Four years ago my husband’s father passed away after being in and out of hospitals, nursing homes and hospices. For over a year we worked with the medical establishments to manage his care and get him back to what he once was before his open-heart surgery. There were good days and bad days and suddenly a longer string of bad days.

The doctors moved him to a different nursing home where his wife and children doted on him every day for another year. Then the bad days became bad weeks until there were no good days left. As a family we knew something was happening, that he was getting closer to the end of his life. The hospital staff, while providing excellent care to him, couldn’t help us. We were exhausted, confused, worried and nervous. And then suddenly he was gone. We were left with an unexplained, painful void. His wife of 65 years wasn’t by his side when he passed. She was devastated. We were left empty.

The Gap

This death impacted me greatly. I spent the next year meditating and processing what I had experienced. I saw a gap between the medical establishment and us (the family and patient). It was a gap of silence. A gap of awkward, painful, unsaid truths. It was a gap that needed and demanded love, compassion, truth and presence for the family.
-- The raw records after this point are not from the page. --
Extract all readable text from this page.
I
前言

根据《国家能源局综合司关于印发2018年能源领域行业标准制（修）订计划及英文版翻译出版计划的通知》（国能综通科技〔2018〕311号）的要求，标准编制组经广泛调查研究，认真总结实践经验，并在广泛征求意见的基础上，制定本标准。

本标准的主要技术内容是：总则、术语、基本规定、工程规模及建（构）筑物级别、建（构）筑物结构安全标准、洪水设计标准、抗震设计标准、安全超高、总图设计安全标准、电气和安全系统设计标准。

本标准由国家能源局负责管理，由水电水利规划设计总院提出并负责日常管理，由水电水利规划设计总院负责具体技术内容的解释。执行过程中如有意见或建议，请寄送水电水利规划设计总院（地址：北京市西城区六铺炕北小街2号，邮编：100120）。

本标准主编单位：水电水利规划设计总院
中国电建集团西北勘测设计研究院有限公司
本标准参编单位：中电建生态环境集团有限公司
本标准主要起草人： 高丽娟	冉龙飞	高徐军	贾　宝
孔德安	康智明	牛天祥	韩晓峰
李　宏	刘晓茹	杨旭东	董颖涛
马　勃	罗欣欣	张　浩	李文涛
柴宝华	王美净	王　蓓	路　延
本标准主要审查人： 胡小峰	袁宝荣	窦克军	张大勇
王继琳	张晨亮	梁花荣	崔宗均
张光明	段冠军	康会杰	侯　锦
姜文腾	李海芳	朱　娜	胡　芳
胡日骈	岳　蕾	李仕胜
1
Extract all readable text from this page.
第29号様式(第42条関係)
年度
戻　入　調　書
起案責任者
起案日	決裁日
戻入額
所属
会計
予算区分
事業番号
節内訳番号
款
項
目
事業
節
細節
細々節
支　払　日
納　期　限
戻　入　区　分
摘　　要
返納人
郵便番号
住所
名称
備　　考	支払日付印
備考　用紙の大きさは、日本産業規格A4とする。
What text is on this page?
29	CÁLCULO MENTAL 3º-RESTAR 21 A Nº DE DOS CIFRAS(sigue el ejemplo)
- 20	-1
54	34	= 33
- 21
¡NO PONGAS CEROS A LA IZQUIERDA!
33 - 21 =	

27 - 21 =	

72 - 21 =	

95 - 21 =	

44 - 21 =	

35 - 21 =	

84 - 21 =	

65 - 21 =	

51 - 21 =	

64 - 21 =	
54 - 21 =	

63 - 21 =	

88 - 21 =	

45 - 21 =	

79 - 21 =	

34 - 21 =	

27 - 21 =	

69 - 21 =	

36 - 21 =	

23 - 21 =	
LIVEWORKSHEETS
It was in that space…in that gap that I started searching for a way to help others.

Death and Birth

In my meditations I came to understand that death, like birth, is a life transition. I had a birth doula for my son’s birth. The birth doula, my husband and I worked on a birth plan, met several times to practice techniques and teach my husband what he could do to help. She guided me through a painful natural childbirth and stood by my side emotionally and physically. My husband was able to relax and just be with me because she created the emotional space for him.

I thought to myself, why can’t it be like that for the dying and their families? Someone that could hold the space for the family and work with them on planning a “good death?” How beautiful could it be to create a space of calm serenity, absent of fear and anxiety? That was my calling.

Rumi writes, “Let yourself be silently drawn by the strange pull of what you really love. It will not lead you astray.”

I never set out to sit with the dying, but through my life experiences I was silently drawn into it. I hope, through my training as an End of Life doula, I can provide the space, peace and compassion for the dying and their families.

I have faith I will not be lead astray.